Emergency and military medicine use cases were explored with partners such as United States Army Medical Research and Development Command and US Department of Veterans Affairs for deployment in field hospitals and veteran care. Global health initiatives utilized EOne technology in programs run by World Health Organization and Médecins Sans Frontières to support respiratory disease management in low-resource settings. Research collaborations include projects with Bill & Melinda Gates Foundation and implementation studies coordinated with Centers for Disease Control and Prevention.
EOne outsources volume manufacturing to contract manufacturers working with standards from Foxconn Technology Group, Jabil Inc., and Flex Ltd. while maintaining final assembly in facilities audited to ISO 13485 quality management systems and inspected by auditors from SGS S.A. and Bureau Veritas. Supply chain agreements involve component suppliers such as Texas Instruments, Analog Devices, STMicroelectronics, and sensor vendors like Honeywell International and Bosch Sensortec.
Distribution networks include medical distributors McKesson Corporation, Cardinal Health, and Henry Schein, and the firm sells through pharmacy chains including Walgreens Boots Alliance and CVS Health for consumer-facing products. Logistics partners include DHL, FedEx, and UPS for global shipments, with regional warehouses in Singapore, Switzerland, and United Arab Emirates.
Regulatory submissions reference guidelines from the Food and Drug Administration Center for Devices and Radiological Health and conformity assessments under the European Union Medical Device Regulation framework. Clinical data for safety and effectiveness are collected according to protocols registered with ClinicalTrials.gov and overseen by institutional review boards at Massachusetts General Hospital and Stanford Health Care. Post-market surveillance uses adverse event reporting aligned with U.S. Centers for Medicare & Medicaid Services and vigilance systems coordinated with national competent authorities.
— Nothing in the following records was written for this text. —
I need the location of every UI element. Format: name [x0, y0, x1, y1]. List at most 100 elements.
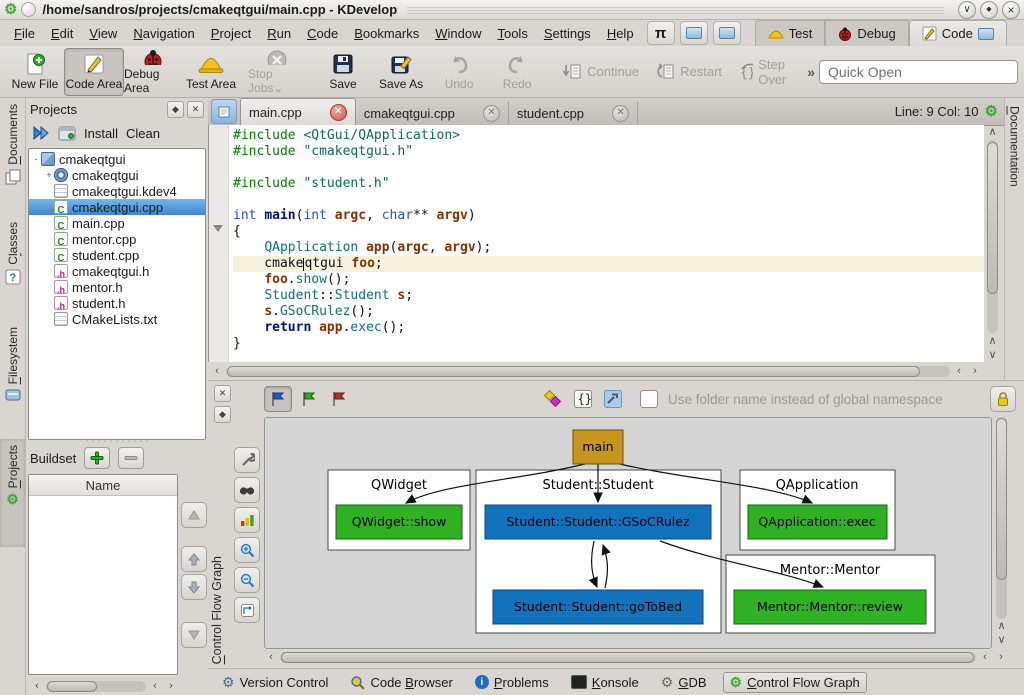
project-grouping-button[interactable]	[600, 387, 626, 411]
expander-icon[interactable]: -	[34, 154, 38, 164]
code-line[interactable]: foo.show();	[264, 272, 351, 287]
sidebar-tab-filesystem[interactable]: Filesystem	[0, 321, 25, 439]
code-lines[interactable]: #include <QtGui/QApplication>#include "c…	[229, 125, 984, 362]
menu-settings[interactable]: Settings	[543, 25, 591, 41]
menu-run[interactable]: Run	[267, 25, 292, 41]
scroll-left-icon[interactable]: ‹	[215, 365, 219, 377]
node-qwidget-show[interactable]	[335, 504, 463, 540]
editor-icon-border[interactable]	[209, 125, 229, 362]
move-up-button[interactable]	[181, 546, 207, 572]
tree-item[interactable]: student.h	[29, 295, 205, 311]
scroll-left-icon[interactable]: ‹	[983, 651, 987, 663]
node-main[interactable]	[572, 429, 624, 465]
move-down-button[interactable]	[181, 574, 207, 600]
tab-cmakeqtgui-cpp[interactable]: cmakeqtgui.cpp ✕	[356, 101, 509, 125]
sidebar-tab-documents[interactable]: Documents	[0, 98, 25, 216]
move-to-bottom-button[interactable]	[181, 622, 207, 648]
code-editor[interactable]: #include <QtGui/QApplication>#include "c…	[208, 125, 984, 362]
minimize-button[interactable]	[958, 0, 976, 19]
restart-button[interactable]: Restart	[647, 57, 730, 87]
code-line[interactable]: }	[233, 336, 241, 351]
red-flag-button[interactable]	[326, 387, 352, 411]
menu-view[interactable]: View	[89, 25, 118, 41]
area-debug-button[interactable]: Debug	[825, 20, 909, 46]
code-line[interactable]: int main(int argc, char** argv)	[233, 208, 476, 223]
build-icon[interactable]	[58, 126, 76, 141]
tab-student-cpp[interactable]: student.cpp ✕	[509, 101, 639, 125]
chart-button[interactable]	[234, 507, 260, 533]
close-toolview-button[interactable]: ✕	[214, 385, 231, 402]
continue-button[interactable]: Continue	[554, 57, 647, 87]
settings-button[interactable]	[234, 447, 260, 473]
sidebar-tab-projects[interactable]: Projects ⚙	[0, 439, 25, 547]
code-line[interactable]: #include <QtGui/QApplication>	[233, 128, 460, 143]
menu-navigation[interactable]: Navigation	[133, 25, 195, 41]
scroll-right-icon[interactable]: ›	[999, 651, 1003, 663]
green-flag-button[interactable]	[296, 387, 322, 411]
scroll-left-icon[interactable]: ‹	[153, 679, 157, 692]
sidebar-tab-classes[interactable]: Classes ?	[0, 216, 25, 321]
detach-toolview-button[interactable]: ◆	[167, 100, 184, 118]
code-line[interactable]: s.GSoCRulez();	[264, 304, 374, 319]
install-button[interactable]: Install	[84, 125, 118, 141]
execute-icon[interactable]	[32, 125, 50, 141]
code-line[interactable]: cmakeqtgui foo;	[233, 256, 984, 272]
move-to-top-button[interactable]	[181, 502, 207, 528]
code-line[interactable]: Student::Student s;	[264, 288, 414, 303]
document-switcher-button[interactable]	[211, 99, 237, 124]
projects-hscrollbar[interactable]: ‹ ‹ ›	[30, 679, 178, 693]
code-line[interactable]	[233, 192, 984, 208]
tree-item[interactable]: mentor.cpp	[29, 231, 205, 247]
code-line[interactable]	[233, 160, 984, 176]
session-button[interactable]	[679, 21, 708, 45]
menu-code[interactable]: Code	[307, 25, 339, 41]
close-button[interactable]	[1002, 0, 1020, 19]
node-student-gotobed[interactable]	[492, 589, 704, 625]
scroll-up-icon[interactable]: ∧	[988, 125, 997, 138]
node-student-gsocrulez[interactable]	[484, 504, 712, 540]
use-folder-name-checkbox[interactable]	[640, 390, 658, 408]
scroll-up-icon[interactable]: ∧	[988, 334, 997, 347]
code-area-button[interactable]: Code Area	[64, 47, 124, 96]
code-line[interactable]: #include "student.h"	[233, 176, 390, 191]
new-file-button[interactable]: New File	[6, 49, 64, 95]
menu-help[interactable]: Help	[606, 25, 634, 41]
scroll-left-icon[interactable]: ‹	[35, 679, 39, 692]
menu-bookmarks[interactable]: Bookmarks	[354, 25, 420, 41]
menu-file[interactable]: File	[14, 25, 35, 41]
scroll-down-icon[interactable]: ∨	[997, 633, 1006, 646]
menu-project[interactable]: Project	[210, 25, 252, 41]
menu-window[interactable]: Window	[435, 25, 482, 41]
graph-canvas[interactable]: QWidget Student::Student QApplication Me…	[264, 417, 992, 649]
code-line[interactable]: #include "cmakeqtgui.h"	[233, 144, 414, 159]
titlebar-menu-button[interactable]	[21, 2, 37, 17]
tree-item[interactable]: student.cpp	[29, 247, 205, 263]
control-flow-graph-tab-label[interactable]: Control Flow Graph	[210, 555, 224, 664]
titlebar[interactable]: ⚙ /home/sandros/projects/cmakeqtgui/main…	[0, 0, 1024, 20]
editor-hscrollbar[interactable]: ‹ ‹ ›	[210, 364, 982, 379]
zoom-out-button[interactable]	[234, 567, 260, 593]
close-tab-icon[interactable]: ✕	[482, 104, 500, 122]
buildset-name-header[interactable]: Name	[29, 475, 177, 496]
control-flow-graph-button[interactable]: ⚙ Control Flow Graph	[722, 671, 867, 693]
tab-main-cpp[interactable]: main.cpp ✕	[240, 98, 356, 125]
detach-toolview-button[interactable]: ◆	[214, 406, 231, 423]
step-over-button[interactable]: {} Step Over	[730, 57, 803, 87]
clustering-button[interactable]	[540, 387, 566, 411]
scroll-left-icon[interactable]: ‹	[957, 365, 961, 377]
panel-splitter[interactable]	[86, 439, 148, 442]
tree-item[interactable]: cmakeqtgui.kdev4	[29, 183, 205, 199]
tree-item[interactable]: main.cpp	[29, 215, 205, 231]
expander-icon[interactable]: +	[46, 170, 52, 180]
version-control-button[interactable]: ⚙ Version Control	[216, 673, 334, 692]
menu-edit[interactable]: Edit	[50, 25, 74, 41]
close-tab-icon[interactable]: ✕	[329, 103, 347, 121]
sidebar-tab-documentation[interactable]: Documentation	[1007, 106, 1022, 187]
menu-tools[interactable]: Tools	[497, 25, 528, 41]
tree-item[interactable]: +cmakeqtgui	[29, 167, 205, 183]
close-tab-icon[interactable]: ✕	[612, 104, 630, 122]
test-area-button[interactable]: Test Area	[182, 49, 240, 95]
debug-area-button[interactable]: Debug Area	[124, 49, 182, 95]
remove-from-buildset-button[interactable]	[118, 447, 145, 469]
lock-button[interactable]	[990, 386, 1016, 412]
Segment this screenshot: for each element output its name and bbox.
Cybersecurity and patient data protections are designed to meet standards promoted by Health Level Seven International and privacy frameworks influenced by European Data Protection Board and Office for Civil Rights (HHS). Product recalls and corrective actions follow procedures modeled after cases adjudicated by U.S. Court of Appeals and enforcement actions from Federal Trade Commission when applicable.
EOne competes with established manufacturers including Philips, Medtronic, Becton Dickinson, ResMed, Smiths Medical, Boston Scientific, Abbott Laboratories, Dexcom, Insulet Corporation, AstraZeneca (in respiratory therapeutics partnerships), Boehringer Ingelheim, Fresenius Medical Care, and Stryker Corporation. The company positions itself between startups like Verily, Tandem Diabetes Care, Propeller Health, Omron Healthcare, and larger conglomerates such as Siemens Healthineers and Johnson & Johnson. Market analyses reference reports by Deloitte, McKinsey & Company, PwC, and Gartner for strategic planning and competitive benchmarking.